Unless my experience of the current lack of T1 Goods is atypical (and what I read on the Forums and hear in-game suggests that this is not the case), I assume that the majority of experienced players who are now considering setting up small 'Spire/Tournament-only' Cities are aware that T1 Goods are now generally in short supply. And while I also assume that most, if not all, of those players will either already be in, or will set up, Fellowships with larger Cities which know that they will need to provide these small Cities with whatever Goods they lack in return for their high scores, there is also the point that new players - who will, as I say, learn most readily from what they see happening around them in the game - will certainly not be in such Fellowships, nor have any such advanced pre-knowledge (which can only be found, with any degree of ease, on these Forums).

They will have no idea why small Cities, which they consider similar to their own, would be (a) not building Manufactories, and (b) instead building TM3 and/or TM2 (which all new players see offered frequently in Crafting rotation). However, even without knowing why they see this happening, they may well emulate it themselves nonetheless, and I can't see any of this being healthy for the overall Trading situation in the game - which is already in a far from sound condition at the moment, and in many ways (e.g. in terms of Sentient Goods shortages, as just one additional example).

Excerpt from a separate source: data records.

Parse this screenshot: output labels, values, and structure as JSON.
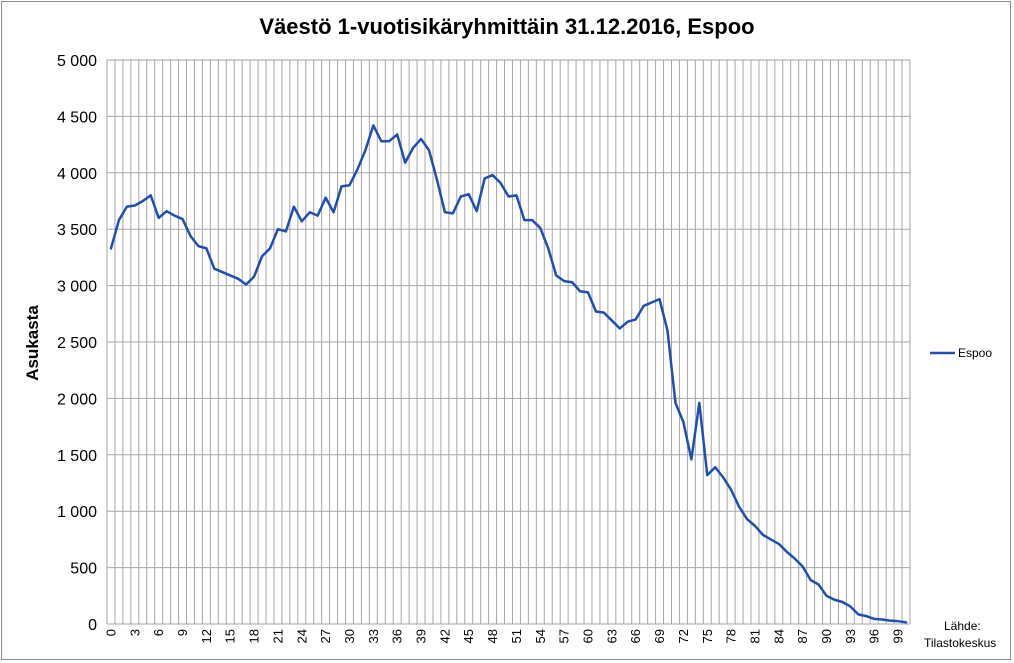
{
  "chart_data": {
    "type": "line",
    "title": "Väestö 1-vuotisikäryhmittäin 31.12.2016, Espoo",
    "ylabel": "Asukasta",
    "xlabel": "",
    "ylim": [
      0,
      5000
    ],
    "yticks": [
      0,
      500,
      1000,
      1500,
      2000,
      2500,
      3000,
      3500,
      4000,
      4500,
      5000
    ],
    "ytick_labels": [
      "0",
      "500",
      "1 000",
      "1 500",
      "2 000",
      "2 500",
      "3 000",
      "3 500",
      "4 000",
      "4 500",
      "5 000"
    ],
    "xtick_labels": [
      "0",
      "3",
      "6",
      "9",
      "12",
      "15",
      "18",
      "21",
      "24",
      "27",
      "30",
      "33",
      "36",
      "39",
      "42",
      "45",
      "48",
      "51",
      "54",
      "57",
      "60",
      "63",
      "66",
      "69",
      "72",
      "75",
      "78",
      "81",
      "84",
      "87",
      "90",
      "93",
      "96",
      "99"
    ],
    "x": [
      0,
      1,
      2,
      3,
      4,
      5,
      6,
      7,
      8,
      9,
      10,
      11,
      12,
      13,
      14,
      15,
      16,
      17,
      18,
      19,
      20,
      21,
      22,
      23,
      24,
      25,
      26,
      27,
      28,
      29,
      30,
      31,
      32,
      33,
      34,
      35,
      36,
      37,
      38,
      39,
      40,
      41,
      42,
      43,
      44,
      45,
      46,
      47,
      48,
      49,
      50,
      51,
      52,
      53,
      54,
      55,
      56,
      57,
      58,
      59,
      60,
      61,
      62,
      63,
      64,
      65,
      66,
      67,
      68,
      69,
      70,
      71,
      72,
      73,
      74,
      75,
      76,
      77,
      78,
      79,
      80,
      81,
      82,
      83,
      84,
      85,
      86,
      87,
      88,
      89,
      90,
      91,
      92,
      93,
      94,
      95,
      96,
      97,
      98,
      99,
      100
    ],
    "grid": true,
    "legend_position": "right",
    "series": [
      {
        "name": "Espoo",
        "color": "#1f4fb4",
        "values": [
          3330,
          3580,
          3700,
          3710,
          3750,
          3800,
          3600,
          3660,
          3620,
          3590,
          3440,
          3350,
          3330,
          3150,
          3120,
          3090,
          3060,
          3010,
          3080,
          3260,
          3330,
          3500,
          3480,
          3700,
          3570,
          3650,
          3620,
          3780,
          3650,
          3880,
          3890,
          4030,
          4200,
          4420,
          4280,
          4280,
          4340,
          4090,
          4220,
          4300,
          4200,
          3940,
          3650,
          3640,
          3790,
          3810,
          3660,
          3950,
          3980,
          3910,
          3790,
          3800,
          3580,
          3580,
          3510,
          3330,
          3090,
          3040,
          3030,
          2950,
          2940,
          2770,
          2760,
          2690,
          2620,
          2680,
          2700,
          2820,
          2850,
          2880,
          2600,
          1960,
          1790,
          1460,
          1960,
          1320,
          1390,
          1300,
          1190,
          1040,
          930,
          870,
          790,
          750,
          710,
          640,
          580,
          510,
          390,
          350,
          250,
          215,
          195,
          155,
          85,
          70,
          45,
          40,
          30,
          25,
          15
        ]
      }
    ],
    "source_label": "Lähde:",
    "source_name": "Tilastokeskus"
  }
}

It is actually my opinion that InnoGames, having caused the present T1 Goods shortage via the Spire and then Tournament changes, should also address it via further in-game changes of some kind; but I think most will agree that even if any such 'balancing' is planned, it will not be done any time soon - so in the interim it is up to us players to do what we can to address this increasingly visible (and, to new players, probably off-putting) T1 Goods imbalance. And I would think that one thing which the most committed 'Spire/Tournament-only' small City players (who will, I imagine, want new players to last at least long enough to become interested in competing themselves?) can do in this respect is to produce and Trade the T1 Goods which their early-game Cities will be best able to manufacture - even if this is not, mathematically, the absolutely most efficient solution.

* * * * *

Incidentally, the fact that one of the most active threads on this Forum, post-new Tournaments, is one discussing how to continue to enjoy the game without progressing (and therefore, in effect, without actually playing the 'base game' - only the [allegedly] optional Tournament and Spire elements) gives rise to a couple of observations which cross my mind:

1. It is both admirable and yet also very strange to see that Elvenar has players who are committed enough to keep playing, but only by knowingly hindering their own progression - which is something I have before only ever seen in live-action 'heavy rôle-playing' games, and even then rarely;

2. The fact that this [the move, by some, to new, lean, perma-small Cities] is one of the two predictable outcomes of the Tournament changes as far as competitive, non-'whale' players with highly developed late-game Cities are concerned (with the other outcome being that those players will just leave the game because they can no longer compete) - always assuming, as I do, that Inno's developers and planners know how to make accurate predictions - seems to lend further credence to something I have increasingly observed happening over the past two years or so; i.e. the intentional re-positioning of Elvenar [meaning: the slow-paced 'build-a-City' base game] as less of a standalone self-purposed game and more of a framework intended to enable and support the faster-paced [allegedly] 'optional' competitive elements and now almost constant Events. I've said this before, I know, but the more changes I see made to the game (and equally, the potential changes not made), the more apparent - to me - this becomes.